Wadjda
Made in Saudi Arabia—a country with no film industry—with a largely German crew, Wadjda catalogs cultural tics and customs in a way that suggests that the intended audience are foreign viewers. This is understandable: Saudi Arabia has no movie theaters, and writer/director Haifaa Al-Mansour, a female filmmaker in a country where women aren’t allowed to drive cars, represents a perspective that’s more likely to be taken seriously abroad than at home.
The film, a drama about a young girl who wants to buy a bicycle, doubles as an insider’s guide to Saudi Arabian culture; woven into its scant plot are scenes that show how women shop and get around, how homes are organized and meals are prepared, how male guests never see a household’s female members, how political campaigns are held, how women of all generations dress and act around one another as well as how they carry themselves around men. Perhaps inadvertently, the movie ends up capturing something that American movies have largely lost: a sense of the culturally specific everyday. When a character makes coffee—preparing it in a cezve on a stovetop covered in aluminum foil, then pouring it into a thermos—it registers not merely as a mundane action, but as a process rooted in a very particular set of needs and norms. Recurring close-ups of women’s feet—clad in rebellious sneakers or bare, with toenails painted punk blue—serve as both narrative shorthand and an effective way to convey a culture in which female bodies go largely unseen.
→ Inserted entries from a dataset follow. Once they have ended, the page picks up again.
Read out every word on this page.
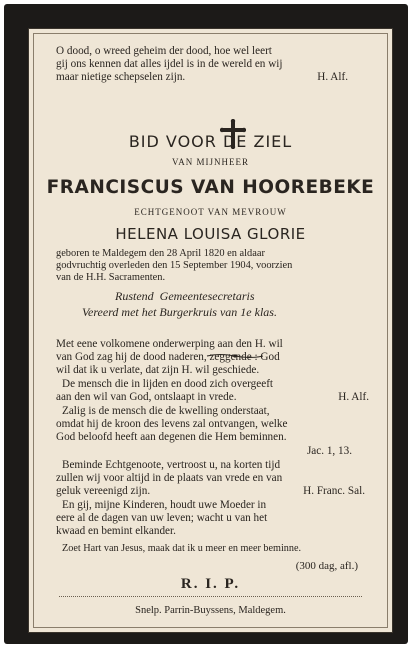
O dood, o wreed geheim der dood, hoe wel leert
gij ons kennen dat alles ijdel is in de wereld en wij
maar nietige schepselen zijn.	H. Alf.
BID VOOR DE ZIEL
VAN MIJNHEER
FRANCISCUS VAN HOOREBEKE
ECHTGENOOT VAN MEVROUW
HELENA LOUISA GLORIE
geboren te Maldegem den 28 April 1820 en aldaar
godvruchtig overleden den 15 September 1904, voorzien
van de H.H. Sacramenten.
Rustend  Gemeentesecretaris
Vereerd met het Burgerkruis van 1e klas.
Met eene volkomene onderwerping aan den H. wil
van God zag hij de dood naderen, zeggende : God
wil dat ik u verlate, dat zijn H. wil geschiede.
De mensch die in lijden en dood zich overgeeft
aan den wil van God, ontslaapt in vrede.	H. Alf.
Zalig is de mensch die de kwelling onderstaat,
omdat hij de kroon des levens zal ontvangen, welke
God beloofd heeft aan degenen die Hem beminnen.
Jac. 1, 13.
Beminde Echtgenoote, vertroost u, na korten tijd
zullen wij voor altijd in de plaats van vrede en van
geluk vereenigd zijn.	H. Franc. Sal.
En gij, mijne Kinderen, houdt uwe Moeder in
eere al de dagen van uw leven; wacht u van het
kwaad en bemint elkander.
Zoet Hart van Jesus, maak dat ik u meer en meer beminne.
(300 dag, afl.)
R. I. P.
Snelp. Parrin-Buyssens, Maldegem.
Not all of Wadjda’s social observations are so seamlessly integrated; discussions of child marriage and suicide bombing feel shoehorned in, as though Al-Mansour realized at the last minute that she’d finished the screenplay without mentioning either. And considering how gracefully she is able to summon up a sense of place—dusty streets full of spotlessly clean American SUVs and trucks—her characterizations tend to be disappointingly one-dimensional. Aside from the protagonist, the characters are either villains or victims, written not as people but as expressions of cultural wrongs: the all-suffering mother, the emotionally absent father, the hypocritical principal obsessed with decorum.
What keeps Wadjda from devolving into a sort of heavy-handed cultural show-and-tell is its title character. Played by Waad Mohammed—a newcomer, like most of the cast—she is stubborn, selfish, and a little vindictive. She feels like a real person and, as a result, imbues the film’s most on-the-nose moments—like its climactic Koran reciting competition—with a sense of life and unpredictability.